The reforms will raise Alaska’s tax burden on oil and gas producers by almost 10 per cent, according to Wood Mackenzie, the oil consultancy. On modest oil price assumptions, that would slice $2.7 billion from the present value of existing oil production on the Alaskan North Slope, but on a current oil price of about $90 per barrel, the loss of value to the oil companies would be more than $11 billion, representing 16 per cent of the present value of the known resource.
“After three tax increases in three years, would-be players may now question the frigidity of Alaska’s investment climate, rather than that of its Arctic tundra, before making the decision to move north,” said Wood Mackenzie.
BP said it had not yet decided which projects would suffer from the changing tax regime. “The projects that are the most challenging are going to be the ones that are affected,” Mr Rinehart said. “The easy oil is out. There is a lot left but it costs more.”
Alaska’s big resource of heavy oil could be a casualty of the tax increase. Extraction of the viscous fluid, similar to tar, would add extra technical difficulties in the already challenging environment of the Arctic and an additional cost burden from higher taxation could reduce returns to unacceptable levels.
Doubts are also being expressed about the viability of the state’s ambition to pipe the Prudhoe Bay gas reserves south to markets in the lower 48 states.

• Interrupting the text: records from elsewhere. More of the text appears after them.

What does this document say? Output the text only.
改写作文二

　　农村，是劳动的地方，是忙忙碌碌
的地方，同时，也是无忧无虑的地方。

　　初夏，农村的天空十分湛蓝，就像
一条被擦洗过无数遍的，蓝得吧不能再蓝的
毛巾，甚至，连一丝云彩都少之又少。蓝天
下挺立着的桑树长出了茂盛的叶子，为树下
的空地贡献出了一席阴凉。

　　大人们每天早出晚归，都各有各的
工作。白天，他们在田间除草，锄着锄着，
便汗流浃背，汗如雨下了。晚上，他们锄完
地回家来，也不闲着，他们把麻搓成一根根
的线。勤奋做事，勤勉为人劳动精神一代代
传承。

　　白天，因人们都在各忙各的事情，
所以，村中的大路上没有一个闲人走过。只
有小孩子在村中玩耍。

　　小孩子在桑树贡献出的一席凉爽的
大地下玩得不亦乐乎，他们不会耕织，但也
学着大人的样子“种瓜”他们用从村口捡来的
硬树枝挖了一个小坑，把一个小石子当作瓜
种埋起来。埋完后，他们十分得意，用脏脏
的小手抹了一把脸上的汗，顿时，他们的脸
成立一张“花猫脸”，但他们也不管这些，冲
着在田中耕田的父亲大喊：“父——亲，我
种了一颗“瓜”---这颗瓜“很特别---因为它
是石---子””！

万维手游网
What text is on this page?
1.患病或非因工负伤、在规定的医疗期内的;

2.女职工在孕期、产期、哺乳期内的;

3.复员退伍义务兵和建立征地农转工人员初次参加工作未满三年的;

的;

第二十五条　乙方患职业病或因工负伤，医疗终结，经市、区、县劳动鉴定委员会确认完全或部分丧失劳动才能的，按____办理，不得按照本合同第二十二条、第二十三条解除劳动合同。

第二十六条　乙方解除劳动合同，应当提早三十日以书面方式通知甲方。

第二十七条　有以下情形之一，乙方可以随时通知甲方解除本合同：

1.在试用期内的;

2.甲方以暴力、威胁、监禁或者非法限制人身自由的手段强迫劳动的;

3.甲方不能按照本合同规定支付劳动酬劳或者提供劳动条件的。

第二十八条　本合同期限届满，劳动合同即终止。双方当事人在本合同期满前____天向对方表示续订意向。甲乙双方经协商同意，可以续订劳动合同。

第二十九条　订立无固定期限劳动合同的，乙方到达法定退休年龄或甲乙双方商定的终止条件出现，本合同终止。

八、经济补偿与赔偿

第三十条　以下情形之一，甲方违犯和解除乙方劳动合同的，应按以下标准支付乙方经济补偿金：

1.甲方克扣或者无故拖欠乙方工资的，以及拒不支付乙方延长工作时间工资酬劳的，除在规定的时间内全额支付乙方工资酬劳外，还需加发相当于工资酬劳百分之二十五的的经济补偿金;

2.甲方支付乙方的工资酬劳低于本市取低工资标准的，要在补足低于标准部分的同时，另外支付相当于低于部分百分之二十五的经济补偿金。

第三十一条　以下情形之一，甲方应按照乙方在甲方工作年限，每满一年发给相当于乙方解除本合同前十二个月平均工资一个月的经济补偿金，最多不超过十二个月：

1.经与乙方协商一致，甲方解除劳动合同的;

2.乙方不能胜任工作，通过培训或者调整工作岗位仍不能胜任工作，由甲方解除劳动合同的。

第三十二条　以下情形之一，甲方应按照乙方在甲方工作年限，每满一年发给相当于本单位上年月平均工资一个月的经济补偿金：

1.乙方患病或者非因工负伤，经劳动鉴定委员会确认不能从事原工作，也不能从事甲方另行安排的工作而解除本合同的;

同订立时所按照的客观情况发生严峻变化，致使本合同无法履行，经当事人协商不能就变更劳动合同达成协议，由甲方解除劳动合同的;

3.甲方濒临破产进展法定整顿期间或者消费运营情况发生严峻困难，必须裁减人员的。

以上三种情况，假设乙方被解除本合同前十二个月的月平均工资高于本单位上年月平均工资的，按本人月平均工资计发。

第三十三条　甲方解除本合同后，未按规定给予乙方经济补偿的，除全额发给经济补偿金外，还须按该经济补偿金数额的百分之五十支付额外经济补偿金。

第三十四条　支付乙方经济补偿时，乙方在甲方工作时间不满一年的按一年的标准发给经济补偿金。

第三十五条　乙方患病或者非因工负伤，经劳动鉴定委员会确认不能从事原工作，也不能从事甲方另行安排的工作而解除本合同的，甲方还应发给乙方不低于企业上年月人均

Prudhoe Bay contains some 35 trillion cubic feet, 13 per cent of America’s known gas reserves, and the Alaskan Government has been at loggerheads with the three oil majors, BP, Conoco and ExxonMobil, which control the Prudhoe Bay oil and gas resource, over a $30 billion project to pipe the gas to Chicago, via Canada.
The three majors failed to submit bids in a recent tender organised by the Government under the Alaska Gas Line Inducement Act.
BP said the fiscal regime offered by the Alaskan Government was still too uncertain for such a vast project over such distances.
“A ten-year limit on tax increases was not enough to mitigate the risk in a $30 billion project,” Mr Rinehart said.